# Bob O Cycle, Pull Trike And Scooter



## 39zep (Feb 16, 2016)

Hey Guys,
Looking for info and potential value.  Not looking to sell. My family owns a new Bob O Cycle like the one in the pic. I think it is NOS in the box. I also came with a two wheel scooter and a small lawn mower. I asked my Dad and he thought they were originals. Were these toys reproduced at some point? Any idea of value? Most sites want a username, login and cash to see what auction prices were. Any info greatly appreciated.


----------



## Wing Your Heel (Feb 17, 2016)

Many 1930s-50s riding toys have been reproduced and they are often hard to tell apart, especially when they have a bit of wear that makes them look old. But if your Bob O Cycle is in its box you can easily tell from the box if it is original. 

Re internet, most similar items sold over past years were at COPAKE AUCTION. If you search their catalogues on their actual website you'll avoid those auction report websites where you have to pay to find out sale prices.

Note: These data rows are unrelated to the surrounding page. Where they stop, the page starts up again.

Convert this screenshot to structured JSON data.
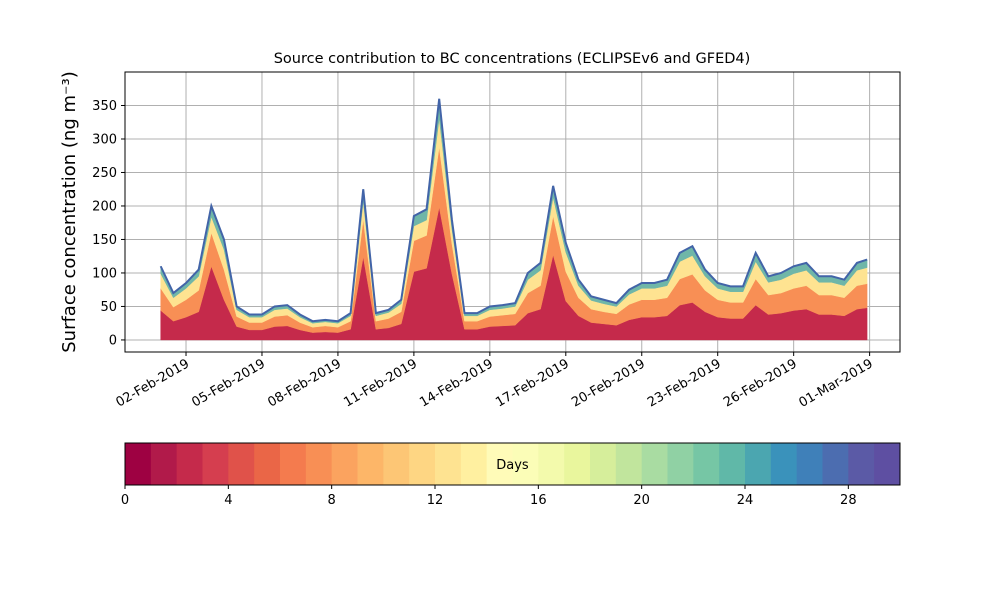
{
  "chart_data": {
    "type": "stackplot",
    "title": "Source contribution to BC concentrations (ECLIPSEv6 and GFED4)",
    "ylabel": "Surface concentration (ng m⁻³)",
    "x": [
      1.0,
      1.5,
      2.0,
      2.5,
      3.0,
      3.5,
      4.0,
      4.5,
      5.0,
      5.5,
      6.0,
      6.5,
      7.0,
      7.5,
      8.0,
      8.5,
      9.0,
      9.5,
      10.0,
      10.5,
      11.0,
      11.5,
      12.0,
      12.5,
      13.0,
      13.5,
      14.0,
      14.5,
      15.0,
      15.5,
      16.0,
      16.5,
      17.0,
      17.5,
      18.0,
      18.5,
      19.0,
      19.5,
      20.0,
      20.5,
      21.0,
      21.5,
      22.0,
      22.5,
      23.0,
      23.5,
      24.0,
      24.5,
      25.0,
      25.5,
      26.0,
      26.5,
      27.0,
      27.5,
      28.0,
      28.5,
      28.9
    ],
    "series": [
      {
        "color": "#c52a4b",
        "values": [
          44,
          28,
          34,
          42,
          110,
          60,
          20,
          15,
          15,
          20,
          21,
          15,
          11,
          12,
          11,
          16,
          124,
          16,
          18,
          24,
          102,
          107,
          198,
          99,
          16,
          16,
          20,
          21,
          22,
          40,
          46,
          127,
          58,
          36,
          26,
          24,
          22,
          30,
          34,
          34,
          36,
          52,
          56,
          42,
          34,
          32,
          32,
          52,
          38,
          40,
          44,
          46,
          38,
          38,
          36,
          46,
          48
        ]
      },
      {
        "color": "#f88f55",
        "values": [
          33,
          21,
          26,
          32,
          50,
          45,
          15,
          11,
          11,
          15,
          16,
          11,
          8,
          9,
          8,
          12,
          56,
          12,
          14,
          18,
          46,
          49,
          90,
          45,
          12,
          12,
          15,
          16,
          17,
          30,
          35,
          58,
          44,
          27,
          20,
          18,
          17,
          23,
          26,
          26,
          27,
          39,
          42,
          32,
          26,
          24,
          24,
          39,
          29,
          30,
          33,
          35,
          29,
          29,
          27,
          35,
          36
        ]
      },
      {
        "color": "#fee391",
        "values": [
          22,
          14,
          17,
          21,
          24,
          30,
          10,
          8,
          8,
          10,
          10,
          8,
          6,
          6,
          6,
          8,
          27,
          8,
          9,
          12,
          22,
          23,
          43,
          22,
          8,
          8,
          10,
          10,
          11,
          20,
          23,
          28,
          29,
          18,
          13,
          12,
          11,
          15,
          17,
          17,
          18,
          26,
          28,
          21,
          17,
          16,
          16,
          26,
          19,
          20,
          22,
          23,
          19,
          19,
          18,
          23,
          24
        ]
      },
      {
        "color": "#6fb6a8",
        "values": [
          11,
          7,
          8,
          10,
          16,
          15,
          5,
          4,
          4,
          5,
          5,
          4,
          3,
          3,
          3,
          4,
          18,
          4,
          4,
          6,
          15,
          16,
          29,
          14,
          4,
          4,
          5,
          5,
          5,
          10,
          11,
          17,
          14,
          9,
          6,
          6,
          5,
          7,
          8,
          8,
          9,
          13,
          14,
          10,
          8,
          8,
          8,
          13,
          9,
          10,
          11,
          11,
          9,
          9,
          9,
          11,
          12
        ]
      }
    ],
    "edge_color": "#4264a8",
    "xlim": [
      -0.41,
      30.2
    ],
    "ylim": [
      -18,
      400
    ],
    "xticks": [
      {
        "value": 2,
        "label": "02-Feb-2019"
      },
      {
        "value": 5,
        "label": "05-Feb-2019"
      },
      {
        "value": 8,
        "label": "08-Feb-2019"
      },
      {
        "value": 11,
        "label": "11-Feb-2019"
      },
      {
        "value": 14,
        "label": "14-Feb-2019"
      },
      {
        "value": 17,
        "label": "17-Feb-2019"
      },
      {
        "value": 20,
        "label": "20-Feb-2019"
      },
      {
        "value": 23,
        "label": "23-Feb-2019"
      },
      {
        "value": 26,
        "label": "26-Feb-2019"
      },
      {
        "value": 29,
        "label": "01-Mar-2019"
      }
    ],
    "yticks": [
      0,
      50,
      100,
      150,
      200,
      250,
      300,
      350
    ],
    "grid": true,
    "colorbar": {
      "label": "Days",
      "lim": [
        0,
        30
      ],
      "ticks": [
        0,
        4,
        8,
        12,
        16,
        20,
        24,
        28
      ],
      "colors": [
        "#9e0142",
        "#b11a4a",
        "#c52a4b",
        "#d53e4f",
        "#e0524a",
        "#ea6647",
        "#f47b4e",
        "#f88f55",
        "#fba35f",
        "#fdb668",
        "#fdc675",
        "#fed683",
        "#fee391",
        "#fff0a0",
        "#fffbb8",
        "#fbfdb7",
        "#f3faac",
        "#e9f69d",
        "#d6ee9b",
        "#c1e59d",
        "#a9dca2",
        "#90d1a4",
        "#76c6a5",
        "#60b8a8",
        "#4ba6b0",
        "#3a92bb",
        "#3f80b9",
        "#4c6db0",
        "#5b5aa6",
        "#5e4fa2"
      ]
    }
  }
}
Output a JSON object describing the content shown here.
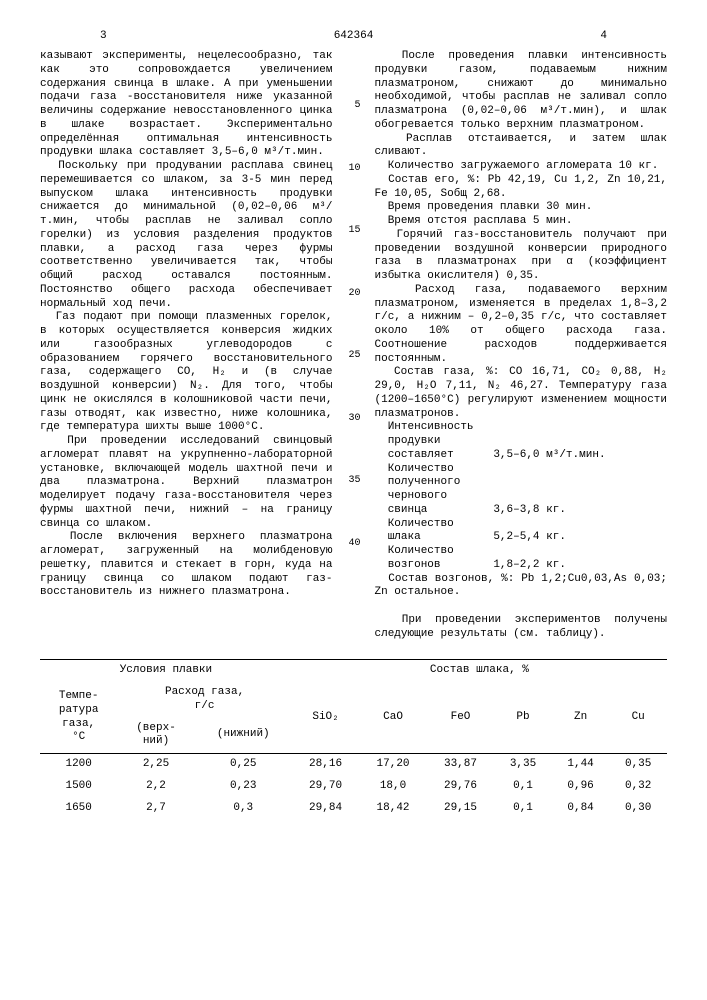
{
  "header": {
    "page_left": "3",
    "patent_number": "642364",
    "page_right": "4"
  },
  "left_column_text": "казывают эксперименты, нецелесообразно, так как это сопровождается увеличением содержания свинца в шлаке. А при уменьшении подачи газа -восстановителя ниже указанной величины содержание невосстановленного цинка в шлаке возрастает. Экспериментально определённая оптимальная интенсивность продувки шлака составляет 3,5–6,0 м³/т.мин.\n  Поскольку при продувании расплава свинец перемешивается со шлаком, за 3-5 мин перед выпуском шлака интенсивность продувки снижается до минимальной (0,02–0,06 м³/т.мин, чтобы расплав не заливал сопло горелки) из условия разделения продуктов плавки, а расход газа через фурмы соответственно увеличивается так, чтобы общий расход оставался постоянным. Постоянство общего расхода обеспечивает нормальный ход печи.\n  Газ подают при помощи плазменных горелок, в которых осуществляется конверсия жидких или газообразных углеводородов с образованием горячего восстановительного газа, содержащего CO, H₂ и (в случае воздушной конверсии) N₂. Для того, чтобы цинк не окислялся в колошниковой части печи, газы отводят, как известно, ниже колошника, где температура шихты выше 1000°C.\n  При проведении исследований свинцовый агломерат плавят на укрупненно-лабораторной установке, включающей модель шахтной печи и два плазматрона. Верхний плазматрон моделирует подачу газа-восстановителя через фурмы шахтной печи, нижний – на границу свинца со шлаком.\n  После включения верхнего плазматрона агломерат, загруженный на молибденовую решетку, плавится и стекает в горн, куда на границу свинца со шлаком подают газ-восстановитель из нижнего плазматрона.",
  "right_column_text": "  После проведения плавки интенсивность продувки газом, подаваемым нижним плазматроном, снижают до минимально необходимой, чтобы расплав не заливал сопло плазматрона (0,02–0,06 м³/т.мин), и шлак обогревается только верхним плазматроном.\n  Расплав отстаивается, и затем шлак сливают.\n  Количество загружаемого агломерата 10 кг.\n  Состав его, %: Pb 42,19, Cu 1,2, Zn 10,21, Fe 10,05, Sобщ 2,68.\n  Время проведения плавки 30 мин.\n  Время отстоя расплава 5 мин.\n  Горячий газ-восстановитель получают при проведении воздушной конверсии природного газа в плазматронах при α (коэффициент избытка окислителя) 0,35.\n  Расход газа, подаваемого верхним плазматроном, изменяется в пределах 1,8–3,2 г/с, а нижним – 0,2–0,35 г/с, что составляет около 10% от общего расхода газа. Соотношение расходов поддерживается постоянным.\n  Состав газа, %: CO 16,71, CO₂ 0,88, H₂ 29,0, H₂O 7,11, N₂ 46,27. Температуру газа (1200–1650°C) регулируют изменением мощности плазматронов.\n  Интенсивность\n  продувки\n  составляет      3,5–6,0 м³/т.мин.\n  Количество\n  полученного\n  чернового\n  свинца          3,6–3,8 кг.\n  Количество\n  шлака           5,2–5,4 кг.\n  Количество\n  возгонов        1,8–2,2 кг.\n  Состав возгонов, %: Pb 1,2;Cu0,03,As 0,03; Zn остальное.\n\n  При проведении экспериментов получены следующие результаты (см. таблицу).",
  "line_numbers": "\n\n\n\n5\n\n\n\n\n10\n\n\n\n\n15\n\n\n\n\n20\n\n\n\n\n25\n\n\n\n\n30\n\n\n\n\n35\n\n\n\n\n40",
  "table": {
    "conditions_heading": "Условия плавки",
    "slag_heading": "Состав шлака, %",
    "col_temp": "Темпе-\nратура\nгаза,\n°C",
    "col_flow": "Расход газа,\nг/с",
    "col_upper": "(верх-\nний)",
    "col_lower": "(нижний)",
    "cols": [
      "SiO₂",
      "CaO",
      "FeO",
      "Pb",
      "Zn",
      "Cu"
    ],
    "rows": [
      {
        "t": "1200",
        "up": "2,25",
        "low": "0,25",
        "c": [
          "28,16",
          "17,20",
          "33,87",
          "3,35",
          "1,44",
          "0,35"
        ]
      },
      {
        "t": "1500",
        "up": "2,2",
        "low": "0,23",
        "c": [
          "29,70",
          "18,0",
          "29,76",
          "0,1",
          "0,96",
          "0,32"
        ]
      },
      {
        "t": "1650",
        "up": "2,7",
        "low": "0,3",
        "c": [
          "29,84",
          "18,42",
          "29,15",
          "0,1",
          "0,84",
          "0,30"
        ]
      }
    ]
  }
}
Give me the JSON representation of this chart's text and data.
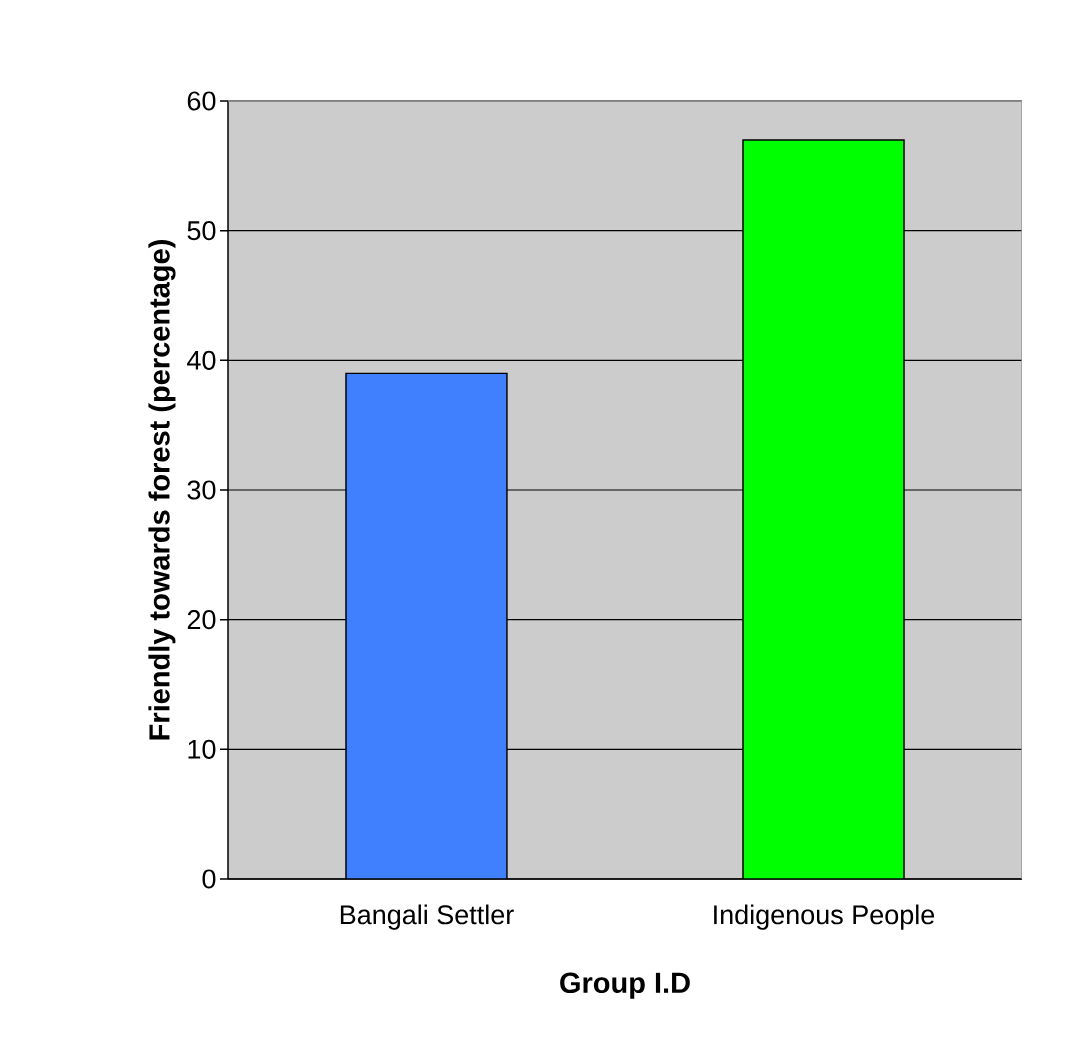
{
  "chart_data": {
    "type": "bar",
    "xlabel": "Group I.D",
    "ylabel": "Friendly towards forest (percentage)",
    "categories": [
      "Bangali Settler",
      "Indigenous People"
    ],
    "values": [
      39,
      57
    ],
    "colors": [
      "#4080ff",
      "#00ff00"
    ],
    "ylim": [
      0,
      60
    ],
    "yticks": [
      0,
      10,
      20,
      30,
      40,
      50,
      60
    ],
    "grid": "y"
  }
}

Value is irrelevant if you're not selling, as logically its value only relates to what you can get for it at a given time. But (for insurance purposes for example) I'd suggest asking price around $500 if it was on the market right now. Limited market if you ask more than that, as unless a potential buyer has a history with this particular model (and no financial limitations), its attraction to the general collector is original condition combined with reasonable price. In general, 'Tot' size toys have cheaper values. The similar (but larger) 'Jockey Cycle' is often 'boosted' as a high-value collectible piece but is rarely worth the asking price. Well-known quality-made brand name and original decals add to value.

Bear in mind that NOS with original box makes it collectible, but also means that it can never be used by a child in case they damage it - the irony of collectible riding toys. Values of any items that can't be ridden by the buyer - decorative pieces or 'wall hangers' as they're often called - usually relate not so much to the items themselves, but to what else you could buy for the same money. You could work that out yourself by looking at other interesting ORIGINAL riding toys when they (occasionally) come up on ebay, see their eventual sale price (not asking price) and adjust the value of yours according to which one seems more interesting.
Hope that helps (and also helps other folks with similar questions)
Colin
(Not looking to buy)


----------



## locomotion (Feb 18, 2016)

similar in function as a Donaldson trike


----------